AFN: And are your customers generally reliable in repaying their lines of credit? As you mentioned, these are customers who are often receiving credit and loans for the first time.

Our default rate has is low. Unrecoverable credit has been as low as 0.25%. Efforts to recover loans isn’t difficult because you need to have traded on the platform for awhile and done a minimum number of transactions before you can qualify for credit. That gives us confidence that you’re not going to run away or default on your payment. Most times that we have defaults, it’s because of reasons that customers cannot control.
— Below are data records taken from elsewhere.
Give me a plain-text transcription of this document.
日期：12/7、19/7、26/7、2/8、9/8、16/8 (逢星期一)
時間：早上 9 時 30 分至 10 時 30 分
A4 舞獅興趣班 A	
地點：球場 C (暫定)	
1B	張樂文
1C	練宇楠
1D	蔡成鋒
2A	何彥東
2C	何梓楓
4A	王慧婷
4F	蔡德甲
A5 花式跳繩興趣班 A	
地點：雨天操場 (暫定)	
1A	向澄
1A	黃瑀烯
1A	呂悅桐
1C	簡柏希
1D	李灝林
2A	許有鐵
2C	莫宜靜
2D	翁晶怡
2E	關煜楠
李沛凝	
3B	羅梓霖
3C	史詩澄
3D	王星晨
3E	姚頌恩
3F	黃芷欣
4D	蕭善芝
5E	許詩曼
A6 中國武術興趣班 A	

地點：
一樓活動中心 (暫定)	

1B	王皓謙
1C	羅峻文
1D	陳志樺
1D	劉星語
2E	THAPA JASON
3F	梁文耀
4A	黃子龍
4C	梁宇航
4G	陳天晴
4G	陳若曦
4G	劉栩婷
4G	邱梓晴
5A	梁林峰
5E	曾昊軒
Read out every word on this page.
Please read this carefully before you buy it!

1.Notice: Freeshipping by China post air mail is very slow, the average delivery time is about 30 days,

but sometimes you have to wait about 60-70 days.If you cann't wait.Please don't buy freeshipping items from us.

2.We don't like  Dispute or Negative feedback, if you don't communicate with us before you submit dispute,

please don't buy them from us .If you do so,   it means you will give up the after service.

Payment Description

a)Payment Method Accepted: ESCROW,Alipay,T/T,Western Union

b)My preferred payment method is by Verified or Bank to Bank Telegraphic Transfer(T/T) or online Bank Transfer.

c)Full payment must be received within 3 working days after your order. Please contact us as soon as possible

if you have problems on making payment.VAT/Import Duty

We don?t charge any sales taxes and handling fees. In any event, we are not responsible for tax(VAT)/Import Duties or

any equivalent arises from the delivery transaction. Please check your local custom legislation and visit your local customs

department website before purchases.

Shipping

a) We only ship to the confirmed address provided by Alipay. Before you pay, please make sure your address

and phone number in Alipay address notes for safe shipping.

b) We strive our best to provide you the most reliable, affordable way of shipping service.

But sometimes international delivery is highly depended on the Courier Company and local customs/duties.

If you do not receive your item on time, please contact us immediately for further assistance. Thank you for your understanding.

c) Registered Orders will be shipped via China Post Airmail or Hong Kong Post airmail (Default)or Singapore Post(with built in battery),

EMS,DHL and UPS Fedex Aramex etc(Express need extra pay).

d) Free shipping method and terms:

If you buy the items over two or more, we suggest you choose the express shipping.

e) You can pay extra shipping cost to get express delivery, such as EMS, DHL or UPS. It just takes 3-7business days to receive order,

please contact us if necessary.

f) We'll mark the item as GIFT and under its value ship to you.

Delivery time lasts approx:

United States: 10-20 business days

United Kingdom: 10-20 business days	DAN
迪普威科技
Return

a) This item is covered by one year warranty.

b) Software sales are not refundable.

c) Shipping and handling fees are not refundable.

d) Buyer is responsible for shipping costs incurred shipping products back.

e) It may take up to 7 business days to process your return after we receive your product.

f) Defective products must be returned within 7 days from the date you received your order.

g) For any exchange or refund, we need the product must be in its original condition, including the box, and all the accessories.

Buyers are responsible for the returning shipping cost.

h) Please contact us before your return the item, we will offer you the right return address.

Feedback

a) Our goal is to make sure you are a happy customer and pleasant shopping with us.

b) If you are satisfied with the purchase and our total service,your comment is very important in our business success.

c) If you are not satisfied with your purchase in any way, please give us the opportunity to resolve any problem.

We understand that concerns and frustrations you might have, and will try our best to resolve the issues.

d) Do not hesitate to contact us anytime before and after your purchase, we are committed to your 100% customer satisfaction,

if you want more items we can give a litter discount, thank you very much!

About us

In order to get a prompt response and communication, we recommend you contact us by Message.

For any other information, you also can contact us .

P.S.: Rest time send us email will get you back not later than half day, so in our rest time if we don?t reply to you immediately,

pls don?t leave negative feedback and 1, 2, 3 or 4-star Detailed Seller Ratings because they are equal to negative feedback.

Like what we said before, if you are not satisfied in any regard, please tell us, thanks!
As much as we’ve been able to digitize, you can’t completely take out human interaction. You need that build sustainable business relationships. For example, with our tech, we know when [owners] are in their store and when they’re not. We have a fair sense of when someone has been absent a lot. So then we have check-ins with these stores every two weeks where we have someone physically visit the stores and get regular updates.

Also, with our first iteration of buy now, pay later, we had instances where people did not know when it was time to pay back. [The customer interactions] helped us improve the tech a bit so they know when it is time to pay back.

AFN: What interesting innovations have you seen from your peers and competitors in other markets?

The most mature emerging markets for B2B e-commerce are in Southeast Asia. One thing to pick up from them is social commerce: leveraging the power of community to provide access to products and buy now pay later services. We’re keen to replicate that, because once you move out of tier one cities into tier two and tier three areas, the cost of logistics is significantly higher; you probably cannot do point-to-point deliveries every day. You have to leverage the power of communities in those places to get products to people.

AFN: What are your plans for 2022 with the capital you’ve raised, and what excites you about the opportunities ahead?

We have operations in Nigeria, South Africa and Ghana. In 2022, there will be expansion into more markets, but we also want to build our capabilities in the markets we are in and grow significantly in South Africa and Ghana.

[In terms of what’s exciting]: knowing that retailers are going to be better served moving into the future. That we are doing this and other players are doing this has gotten manufacturers thinking about how to leverage digital distribution. A lot of manufacturers are now setting up entire divisions within their businesses to figure out how products can be made available on digital. With manufacturers starting to take the [small retailer] distribution space more seriously, supply will start to catch up with demand, instead of the supply deficit that we have today.

The fact that retailers will get ready access to products and be able to grow their businesses is what excites us at TradeDepot. The more parties that come in, the more manufacturers will take them seriously, and the better everyday life will be for the average African retailer.